Rip C.J. referred to Paris J.’s decision in Pan et al v The Queen, 2010 TCC 147, where the appeal of medical residents denied the same tax credits was allowed. In this case, however, the MNR argued that the appellants were in a program “carried on by a hospital, not a university”, and that the residents “spent less than ten hours a week on courses and are not full-time students at a university”.
The TCC reviewed the evidence as to the programs structure and administration, and distinguished the case at bar from that of Chabaud v. The Queen, 2011 TCC 438, and Mayo Foundation for Medical Education and Research et al. v. United States, 131 S Ct 704 (2011). See also Rizak v MNR, 2013 TCC 273.

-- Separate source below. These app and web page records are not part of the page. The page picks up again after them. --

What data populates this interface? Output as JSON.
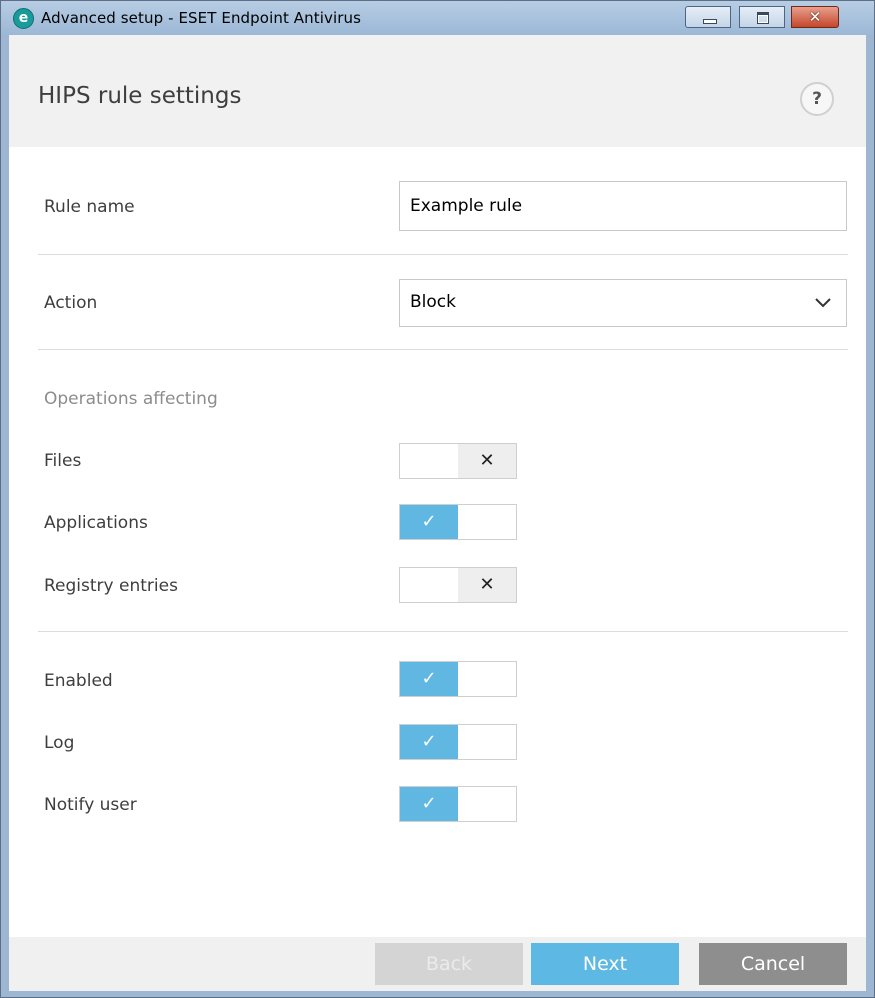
{
  "window": {
    "title": "Advanced setup - ESET Endpoint Antivirus",
    "app_icon_letter": "e"
  },
  "header": {
    "title": "HIPS rule settings",
    "help_glyph": "?"
  },
  "form": {
    "rule_name": {
      "label": "Rule name",
      "value": "Example rule"
    },
    "action": {
      "label": "Action",
      "value": "Block"
    },
    "operations_label": "Operations affecting",
    "operations": [
      {
        "label": "Files",
        "state": "off"
      },
      {
        "label": "Applications",
        "state": "on"
      },
      {
        "label": "Registry entries",
        "state": "off"
      }
    ],
    "options": [
      {
        "label": "Enabled",
        "state": "on"
      },
      {
        "label": "Log",
        "state": "on"
      },
      {
        "label": "Notify user",
        "state": "on"
      }
    ]
  },
  "footer": {
    "back_label": "Back",
    "next_label": "Next",
    "cancel_label": "Cancel"
  },
  "colors": {
    "accent": "#5db8e3",
    "toggle_on": "#60b8e2",
    "cancel": "#8e8e8e",
    "disabled": "#d4d4d4"
  },
  "icons": {
    "help": "help-icon",
    "dropdown": "chevron-down-icon",
    "toggle_on": "check-icon",
    "toggle_off": "x-icon"
  }
}
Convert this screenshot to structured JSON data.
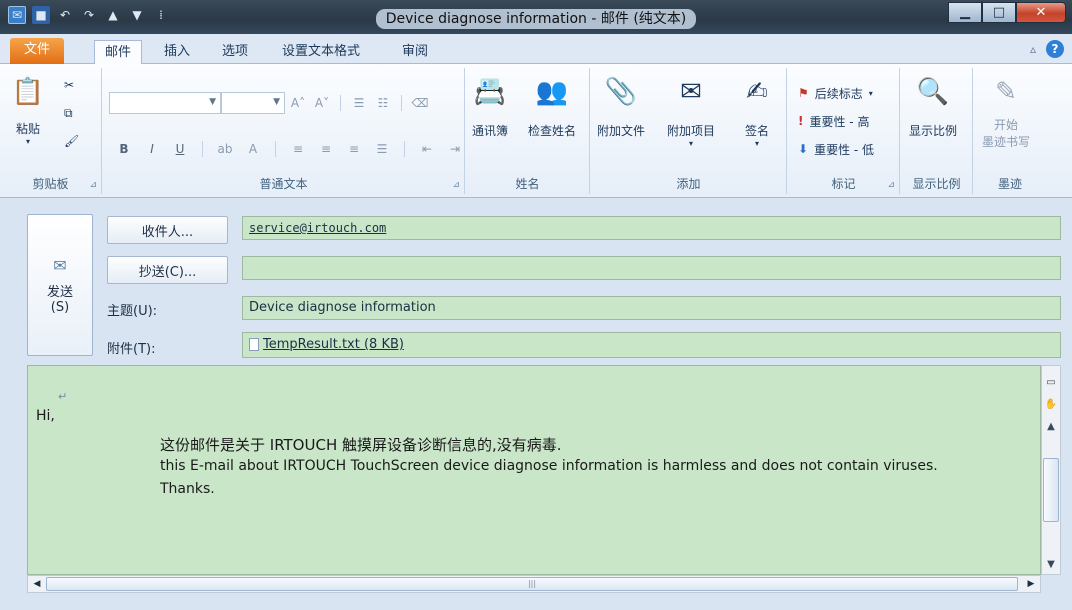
{
  "window": {
    "title": "Device diagnose information - 邮件 (纯文本)"
  },
  "tabs": [
    "文件",
    "邮件",
    "插入",
    "选项",
    "设置文本格式",
    "审阅"
  ],
  "ribbon": {
    "clipboard": {
      "paste": "粘贴",
      "label": "剪贴板"
    },
    "basic_text": {
      "label": "普通文本"
    },
    "names": {
      "address_book": "通讯簿",
      "check_names": "检查姓名",
      "label": "姓名"
    },
    "include": {
      "attach_file": "附加文件",
      "attach_item": "附加项目",
      "signature": "签名",
      "label": "添加"
    },
    "tags": {
      "follow_up": "后续标志",
      "high_importance": "重要性 - 高",
      "low_importance": "重要性 - 低",
      "label": "标记"
    },
    "zoom": {
      "zoom": "显示比例",
      "label": "显示比例"
    },
    "ink": {
      "start_inking": "开始墨迹书写",
      "start_line1": "开始",
      "start_line2": "墨迹书写",
      "label": "墨迹"
    }
  },
  "compose": {
    "send_line1": "发送",
    "send_line2": "(S)",
    "to_button": "收件人...",
    "cc_button": "抄送(C)...",
    "subject_label": "主题(U):",
    "attachment_label": "附件(T):",
    "to_value": "service@irtouch.com",
    "cc_value": "",
    "subject_value": "Device diagnose information",
    "attachment_value": "TempResult.txt (8 KB)"
  },
  "body": {
    "greeting": "Hi,",
    "line_cn": "这份邮件是关于 IRTOUCH  触摸屏设备诊断信息的,没有病毒.",
    "line_en": "this E-mail about IRTOUCH TouchScreen device diagnose information is harmless and does not contain viruses.",
    "thanks": "Thanks."
  },
  "colors": {
    "file_tab": "#e26e14",
    "field_green": "#c9e6c9",
    "close_button": "#c4432b"
  }
}
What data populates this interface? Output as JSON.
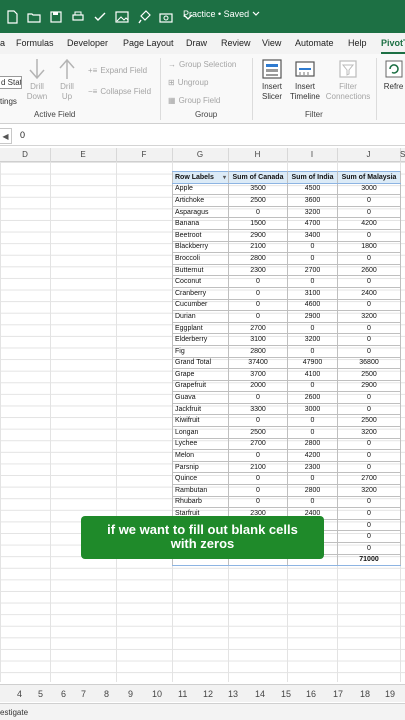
{
  "title": {
    "text": "Practice • Saved",
    "chevron": "chevron-down-icon"
  },
  "menu": {
    "tabs": [
      "a",
      "Formulas",
      "Developer",
      "Page Layout",
      "Draw",
      "Review",
      "View",
      "Automate",
      "Help",
      "PivotT"
    ],
    "active": "PivotT"
  },
  "ribbon": {
    "field_stat": "d Stat",
    "field_settings": "tings",
    "drill_down": "Drill",
    "drill_down2": "Down",
    "drill_up": "Drill",
    "drill_up2": "Up",
    "expand_field": "Expand Field",
    "collapse_field": "Collapse Field",
    "active_field": "Active Field",
    "group_selection": "Group Selection",
    "ungroup": "Ungroup",
    "group_field": "Group Field",
    "group": "Group",
    "insert_slicer": "Insert",
    "insert_slicer2": "Slicer",
    "insert_timeline": "Insert",
    "insert_timeline2": "Timeline",
    "filter_connections": "Filter",
    "filter_connections2": "Connections",
    "filter": "Filter",
    "refresh": "Refre"
  },
  "formula": {
    "cell_value": "0",
    "box": "◀"
  },
  "columns": [
    "D",
    "E",
    "F",
    "G",
    "H",
    "I",
    "J",
    "S"
  ],
  "pivot": {
    "headers": [
      "Row Labels",
      "Sum of Canada",
      "Sum of India",
      "Sum of Malaysia"
    ],
    "rows": [
      [
        "Apple",
        "3500",
        "4500",
        "3000"
      ],
      [
        "Artichoke",
        "2500",
        "3600",
        "0"
      ],
      [
        "Asparagus",
        "0",
        "3200",
        "0"
      ],
      [
        "Banana",
        "1500",
        "4700",
        "4200"
      ],
      [
        "Beetroot",
        "2900",
        "3400",
        "0"
      ],
      [
        "Blackberry",
        "2100",
        "0",
        "1800"
      ],
      [
        "Broccoli",
        "2800",
        "0",
        "0"
      ],
      [
        "Butternut",
        "2300",
        "2700",
        "2600"
      ],
      [
        "Coconut",
        "0",
        "0",
        "0"
      ],
      [
        "Cranberry",
        "0",
        "3100",
        "2400"
      ],
      [
        "Cucumber",
        "0",
        "4600",
        "0"
      ],
      [
        "Durian",
        "0",
        "2900",
        "3200"
      ],
      [
        "Eggplant",
        "2700",
        "0",
        "0"
      ],
      [
        "Elderberry",
        "3100",
        "3200",
        "0"
      ],
      [
        "Fig",
        "2800",
        "0",
        "0"
      ],
      [
        "Grand Total",
        "37400",
        "47900",
        "36800"
      ],
      [
        "Grape",
        "3700",
        "4100",
        "2500"
      ],
      [
        "Grapefruit",
        "2000",
        "0",
        "2900"
      ],
      [
        "Guava",
        "0",
        "2600",
        "0"
      ],
      [
        "Jackfruit",
        "3300",
        "3000",
        "0"
      ],
      [
        "Kiwifruit",
        "0",
        "0",
        "2500"
      ],
      [
        "Longan",
        "2500",
        "0",
        "3200"
      ],
      [
        "Lychee",
        "2700",
        "2800",
        "0"
      ],
      [
        "Melon",
        "0",
        "4200",
        "0"
      ],
      [
        "Parsnip",
        "2100",
        "2300",
        "0"
      ],
      [
        "Quince",
        "0",
        "0",
        "2700"
      ],
      [
        "Rambutan",
        "0",
        "2800",
        "3200"
      ],
      [
        "Rhubarb",
        "0",
        "0",
        "0"
      ],
      [
        "Starfruit",
        "2300",
        "2400",
        "0"
      ],
      [
        "",
        "",
        "",
        "0"
      ],
      [
        "",
        "",
        "",
        "0"
      ],
      [
        "",
        "",
        "",
        "0"
      ]
    ],
    "total": [
      "",
      "",
      "",
      "71000"
    ]
  },
  "caption": {
    "line1": "if we want to fill out blank cells",
    "line2": "with zeros"
  },
  "row_numbers": [
    "4",
    "5",
    "6",
    "7",
    "8",
    "9",
    "10",
    "11",
    "12",
    "13",
    "14",
    "15",
    "16",
    "17",
    "18",
    "19"
  ],
  "status": {
    "text": "estigate"
  },
  "colors": {
    "excel_green": "#1d7044",
    "caption_green": "#1f8a2a",
    "pivot_header": "#dcebf7"
  }
}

In allowing the appeal, the TCC noted:
- The ITA does not define “full-time student”;
- The definition of “Full-Time student” in the regulations of the Canada Student Loan Act and the Canada Student Financial Aid Act are not stated to be for purposes of section 118.6 of the ITA;
- The residents were enrolled in a resident program at a university as full-time students;
- Though the program takes place in a Hospital, the universities are responsible for the resident programs, residents apply to universities to be admitted to the program, the university make the decision to accept or reject applicants, the Government of Ontario considers residents full-time students for purposes of grants to universities, the university considers the residents full-time students, the teachers are doctors appointed by the university to professor ranks, the university determines if the resident can advance, the university may discipline a resident and the decision is binding on the hospital, and the clinical portion (though the overwhelming portion) is carried out under the tutelage and umbrella of the university;
- a person can be both a full-time student and a full-time employee or carrying on a full-time business – this was noted to be a frequent decision persons are compelled to make;
- a “qualifying educational program” may be made up wholly of course work or wholly of work, or a combination of the two;
- Being paid for one’s work does not disqualify one from being a student at the same time;
For the reasons above the TCC held that the medical residents were entitled to claim the tax credits under subparagraph 118.6(1)(a)(I) and subsection 118.6(2) of the ITA. The court ended with this comment:
 […] Respondent’s counsel startled me when he suggested that it would not be reasonable or fair to articling students seeking to qualify for the Bar or accounting students who want to become Chartered Professional Accountants if I allowed residents to claim the education tax credit and not them. As I understand it, the courses offered to articling and accounting students in Ontario are not offered by a designated educational institution and this may be one reason they would not qualify. Taxpayers often complain of the unfairness of the Act and often their complaint is well founded. However, this is the first time in my 30 years as a judge that I heard the Crown suggest that it may be prejudiced because the Act may not be fair.